The game began with the first matchup of rookie starting pitchers in a Game 7, as Ian Anderson of the Braves took on Dustin May of the Dodgers. But neither made it past the third inning in a game where the managers combined to use 11 pitchers. Julio Urias tossed three perfect innings at the end for the Dodgers, and was awarded the win.
Although Los Angeles has enjoyed enviable success over the past decade — eight consecutive N.L. West titles, and now three World Series berths since 2017 — they were bounced out of the postseason each of those years: They lost the 2017 Fall Classic to the Houston Astros, and then lost again in 2018 to the Boston Red Sox, with Betts playing for Boston.
Betts, who was traded to the Dodgers before the season, hit 16 home runs and added a dynamic element to the team both offensively and defensively, making the Dodgers the favorites to win the title — as long as baseball happened, which was in doubt for much of the spring because of the coronavirus pandemic.
“From the moment that we were able to put a season together once they were able to figure out the Covid thing, everyone was expecting us to go to the World Series,” Hernandez said. “We were expecting to go to the World Series.”
The Braves, who have not won a World Series in 25 years, were hoping to get back to their first since 1999, when they were swept by the Yankees. But despite missing out this year, their future looks solid.
“A lot of young guys stepped up in this series,” Braves Manager Brian Snitker said. “Obviously, it didn’t go the way we wanted. But it was an unbelievable experience for a really young team.”
But the celebrations on Sunday belonged to the Dodgers, who celebrated on the field as their fans in (roughly half of the 10,920 in the stands at the neutral-site ballpark), cheered them on.
Their manager, Dave Roberts, who has faced criticism over the past few years for decisions he has made in postseason failures, was particularly happy and emotional during his postgame speech.
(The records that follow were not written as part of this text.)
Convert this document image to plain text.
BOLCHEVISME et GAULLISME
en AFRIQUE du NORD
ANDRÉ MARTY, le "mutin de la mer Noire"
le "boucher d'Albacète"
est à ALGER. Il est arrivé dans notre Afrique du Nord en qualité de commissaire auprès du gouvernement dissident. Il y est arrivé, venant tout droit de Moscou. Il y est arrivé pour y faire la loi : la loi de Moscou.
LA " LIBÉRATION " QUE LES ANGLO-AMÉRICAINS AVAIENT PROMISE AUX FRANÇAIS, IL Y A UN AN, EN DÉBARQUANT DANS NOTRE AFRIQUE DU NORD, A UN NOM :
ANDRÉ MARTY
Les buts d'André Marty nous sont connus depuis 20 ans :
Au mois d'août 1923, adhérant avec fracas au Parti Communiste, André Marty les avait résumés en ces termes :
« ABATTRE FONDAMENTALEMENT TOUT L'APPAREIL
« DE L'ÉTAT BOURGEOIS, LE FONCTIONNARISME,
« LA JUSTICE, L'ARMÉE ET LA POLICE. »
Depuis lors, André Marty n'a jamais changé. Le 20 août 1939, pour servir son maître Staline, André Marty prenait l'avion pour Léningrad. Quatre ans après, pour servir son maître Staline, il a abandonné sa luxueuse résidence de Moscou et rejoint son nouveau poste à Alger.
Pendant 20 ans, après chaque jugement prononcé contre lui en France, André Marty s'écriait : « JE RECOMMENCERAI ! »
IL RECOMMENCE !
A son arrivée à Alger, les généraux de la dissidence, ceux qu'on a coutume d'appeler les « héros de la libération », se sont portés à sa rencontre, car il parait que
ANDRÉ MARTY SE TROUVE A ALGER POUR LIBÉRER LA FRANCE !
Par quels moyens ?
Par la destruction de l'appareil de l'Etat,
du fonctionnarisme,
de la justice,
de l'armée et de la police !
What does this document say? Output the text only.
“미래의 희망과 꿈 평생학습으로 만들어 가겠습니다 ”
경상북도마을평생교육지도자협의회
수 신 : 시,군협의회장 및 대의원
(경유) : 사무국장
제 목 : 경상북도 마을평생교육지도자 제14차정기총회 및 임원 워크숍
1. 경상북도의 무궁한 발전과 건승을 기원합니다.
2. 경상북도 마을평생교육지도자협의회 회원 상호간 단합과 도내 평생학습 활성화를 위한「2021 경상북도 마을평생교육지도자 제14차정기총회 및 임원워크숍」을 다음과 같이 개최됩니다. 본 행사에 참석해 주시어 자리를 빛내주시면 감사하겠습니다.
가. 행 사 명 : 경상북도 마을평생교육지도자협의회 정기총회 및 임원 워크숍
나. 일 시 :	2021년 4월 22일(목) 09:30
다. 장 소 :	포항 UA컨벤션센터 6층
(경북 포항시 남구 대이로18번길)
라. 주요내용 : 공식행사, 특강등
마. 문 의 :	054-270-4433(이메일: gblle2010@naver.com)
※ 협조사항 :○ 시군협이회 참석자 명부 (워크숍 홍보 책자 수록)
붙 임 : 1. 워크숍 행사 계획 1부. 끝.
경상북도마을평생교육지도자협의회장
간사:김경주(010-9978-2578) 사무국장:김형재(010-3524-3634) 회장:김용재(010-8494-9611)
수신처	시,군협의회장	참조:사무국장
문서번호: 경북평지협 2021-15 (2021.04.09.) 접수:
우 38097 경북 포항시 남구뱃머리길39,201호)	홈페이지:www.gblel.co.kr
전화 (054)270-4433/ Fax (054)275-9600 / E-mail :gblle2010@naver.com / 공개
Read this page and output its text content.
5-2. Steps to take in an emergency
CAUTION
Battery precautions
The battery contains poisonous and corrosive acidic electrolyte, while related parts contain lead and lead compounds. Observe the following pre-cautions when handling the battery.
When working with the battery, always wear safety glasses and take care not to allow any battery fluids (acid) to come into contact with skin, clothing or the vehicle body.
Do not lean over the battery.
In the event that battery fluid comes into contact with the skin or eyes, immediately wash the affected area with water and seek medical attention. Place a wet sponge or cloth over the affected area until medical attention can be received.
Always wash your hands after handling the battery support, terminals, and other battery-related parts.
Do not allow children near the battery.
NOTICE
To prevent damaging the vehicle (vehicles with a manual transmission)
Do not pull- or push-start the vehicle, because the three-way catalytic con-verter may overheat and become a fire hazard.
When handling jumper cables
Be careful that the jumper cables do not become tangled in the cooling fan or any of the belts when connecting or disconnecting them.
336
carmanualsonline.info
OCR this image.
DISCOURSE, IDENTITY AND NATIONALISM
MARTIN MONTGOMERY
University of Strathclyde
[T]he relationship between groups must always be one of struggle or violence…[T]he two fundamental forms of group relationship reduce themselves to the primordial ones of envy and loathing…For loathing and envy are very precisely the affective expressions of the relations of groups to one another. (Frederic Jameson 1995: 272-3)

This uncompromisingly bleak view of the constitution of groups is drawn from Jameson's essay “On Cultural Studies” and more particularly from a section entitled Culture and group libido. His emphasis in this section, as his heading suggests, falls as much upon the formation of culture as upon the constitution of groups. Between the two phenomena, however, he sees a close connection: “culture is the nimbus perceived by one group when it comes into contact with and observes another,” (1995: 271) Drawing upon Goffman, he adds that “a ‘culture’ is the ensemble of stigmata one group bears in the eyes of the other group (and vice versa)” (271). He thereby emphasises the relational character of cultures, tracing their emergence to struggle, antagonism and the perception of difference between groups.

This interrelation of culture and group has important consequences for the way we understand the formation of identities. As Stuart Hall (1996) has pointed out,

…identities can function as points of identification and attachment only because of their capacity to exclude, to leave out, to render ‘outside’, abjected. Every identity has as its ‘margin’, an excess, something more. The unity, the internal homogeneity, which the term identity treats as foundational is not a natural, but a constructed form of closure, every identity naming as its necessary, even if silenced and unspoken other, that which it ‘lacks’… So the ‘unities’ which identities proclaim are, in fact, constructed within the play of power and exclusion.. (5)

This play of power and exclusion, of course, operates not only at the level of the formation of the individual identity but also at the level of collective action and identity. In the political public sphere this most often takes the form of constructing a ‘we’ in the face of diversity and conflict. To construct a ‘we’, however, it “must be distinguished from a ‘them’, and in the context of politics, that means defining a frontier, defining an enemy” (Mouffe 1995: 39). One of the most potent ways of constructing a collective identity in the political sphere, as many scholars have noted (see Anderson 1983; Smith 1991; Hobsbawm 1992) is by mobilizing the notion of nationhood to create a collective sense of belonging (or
He cited the unique difficulties of the unusual season, including the coronavirus pandemic and the social unrest that roiled the country beginning in the summer.
Instead of a 162-game season, teams played 60 games and M.L.B. added a playoff round for all teams and then sent the winners to neutral sites with no days off to avoid extensive travel that might increase the chance of spreading the virus.
There were no fans during the regular season, and many games were postponed when players tested positive for the virus.
But after all of it, a World Series is set to be staged between the two best teams in baseball.
“It’s been a crazy year,” Roberts said, and then added, “This year is our year. This is our year.”